Khabor Wala Desk
Published: 26th February 2026, 4:39 AM
The Governor of the country’s central bank has resigned unexpectedly, following a period of internal unrest that has been described as one of the most turbulent episodes in the institution’s recent history. After a day of mounting tensions at the bank’s headquarters, his contract-based appointment was terminated, triggering widespread debate among economists, policymakers, and financial observers.
The unrest began in mid-February. On 16 February, the central bank’s Officers’ Welfare Council held a press conference sharply criticising an emergency board meeting called by the Governor. According to the council, the meeting—which took place on the eve of the newly elected government’s inauguration—was poorly timed and contrary to administrative norms.
A central point of concern was the discussion of key policy issues, including licensing for digital banks. Council leaders argued that the meeting was ill-timed and lacked institutional consensus. Although the meeting concluded without any formal decisions, relations between the Governor and senior officials rapidly deteriorated.
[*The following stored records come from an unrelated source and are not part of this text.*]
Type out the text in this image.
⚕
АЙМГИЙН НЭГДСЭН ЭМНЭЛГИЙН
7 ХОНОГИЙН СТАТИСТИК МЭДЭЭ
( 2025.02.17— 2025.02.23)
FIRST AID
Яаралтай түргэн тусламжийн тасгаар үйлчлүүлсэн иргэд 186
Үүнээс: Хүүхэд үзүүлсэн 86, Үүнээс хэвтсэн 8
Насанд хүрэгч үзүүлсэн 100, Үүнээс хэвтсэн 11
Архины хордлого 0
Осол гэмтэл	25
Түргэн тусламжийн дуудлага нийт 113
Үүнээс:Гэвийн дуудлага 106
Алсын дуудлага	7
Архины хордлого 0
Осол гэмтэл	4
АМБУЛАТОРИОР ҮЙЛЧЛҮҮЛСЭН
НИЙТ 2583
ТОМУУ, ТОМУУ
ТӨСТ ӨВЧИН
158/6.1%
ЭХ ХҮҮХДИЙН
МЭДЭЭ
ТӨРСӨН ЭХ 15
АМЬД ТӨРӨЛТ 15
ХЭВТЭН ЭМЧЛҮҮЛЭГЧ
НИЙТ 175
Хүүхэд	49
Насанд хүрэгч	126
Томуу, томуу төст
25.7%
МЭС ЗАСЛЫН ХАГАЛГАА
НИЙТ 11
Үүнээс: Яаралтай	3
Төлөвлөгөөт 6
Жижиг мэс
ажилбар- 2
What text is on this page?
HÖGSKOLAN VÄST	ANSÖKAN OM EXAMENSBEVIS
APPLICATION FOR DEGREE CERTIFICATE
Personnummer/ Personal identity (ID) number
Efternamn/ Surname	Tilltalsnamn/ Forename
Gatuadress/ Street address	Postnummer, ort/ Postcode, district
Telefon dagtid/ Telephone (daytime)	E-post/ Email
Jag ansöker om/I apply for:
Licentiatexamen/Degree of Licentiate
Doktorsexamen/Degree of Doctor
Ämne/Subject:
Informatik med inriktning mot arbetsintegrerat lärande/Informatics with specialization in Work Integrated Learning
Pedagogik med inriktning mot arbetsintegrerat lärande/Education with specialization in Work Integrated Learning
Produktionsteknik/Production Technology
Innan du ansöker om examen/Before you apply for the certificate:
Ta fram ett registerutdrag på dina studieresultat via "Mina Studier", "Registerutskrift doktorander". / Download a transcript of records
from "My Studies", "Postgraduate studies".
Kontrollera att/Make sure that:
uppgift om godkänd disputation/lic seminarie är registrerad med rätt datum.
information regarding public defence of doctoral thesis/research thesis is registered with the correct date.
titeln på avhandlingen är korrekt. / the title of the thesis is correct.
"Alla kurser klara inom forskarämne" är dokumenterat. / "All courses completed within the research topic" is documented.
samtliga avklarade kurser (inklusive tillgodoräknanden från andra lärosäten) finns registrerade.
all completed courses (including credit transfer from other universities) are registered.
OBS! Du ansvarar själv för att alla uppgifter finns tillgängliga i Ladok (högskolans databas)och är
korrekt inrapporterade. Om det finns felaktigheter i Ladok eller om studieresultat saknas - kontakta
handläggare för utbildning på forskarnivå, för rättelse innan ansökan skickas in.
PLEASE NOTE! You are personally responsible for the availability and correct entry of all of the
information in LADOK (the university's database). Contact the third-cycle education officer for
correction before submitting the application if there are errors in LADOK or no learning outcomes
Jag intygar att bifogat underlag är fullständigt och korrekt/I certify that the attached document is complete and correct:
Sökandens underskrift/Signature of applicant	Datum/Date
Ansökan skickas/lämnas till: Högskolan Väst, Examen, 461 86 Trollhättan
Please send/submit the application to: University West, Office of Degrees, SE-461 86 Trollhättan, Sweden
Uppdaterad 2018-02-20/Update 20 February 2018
On 23 February, the Governor issued show-cause notices to three council leaders, instructing them to respond within ten days. The following day, the officers were transferred out of the capital, a move widely perceived by staff as punitive. Dissatisfaction spread quickly among employees, many of whom regarded the transfers as an overreach of authority.
The following Wednesday, officers and staff from various departments gathered at the central bank headquarters in Motijheel to protest, demanding the withdrawal of the show-cause notices and transfers, and ultimately calling for the Governor’s resignation. There were warnings of a potential complete work stoppage. Police were deployed to maintain order amid escalating tensions.
During an emergency press conference, the Governor defended his actions, asserting that certain officers were disseminating incorrect information, particularly regarding bank consolidation policies. He urged all staff to adhere to institutional service principles and warned of disciplinary measures for protocol violations.
Within hours, the Governor’s contract-based appointment was revoked, and he departed the bank under security escort. On the same day, one of his contract advisors resigned. Subsequently, the central bank announced the reassignment of five senior officials, including the Private Secretary and the Director of Policy Coordination.
| Date | Event | Outcome |
|---|---|---|
| 16 February | Emergency board meeting publicly criticised | Meeting concluded without formal decisions |
| 23 February | Show-cause notices issued to three council leaders | Ten-day response deadline |
| 24 February | Three officers transferred outside the capital | Staff unrest intensified |
| Following Wednesday | Protest at headquarters | Governor’s appointment terminated |
| Same day | Reassignment of five officials | Administrative restructuring initiated |
Observers have described the incident as a cautionary tale on the delicate balance between administrative authority and institutional unity. Economic analysts stress that safeguarding the central bank’s independence, operational stability, and policy transparency is essential for restoring market confidence.
Amid a politically sensitive period, attention now turns to the central bank’s ability to restore internal cohesion and reassure markets. The episode has underscored the critical importance of inclusive governance and measured, consensus-driven decision-making.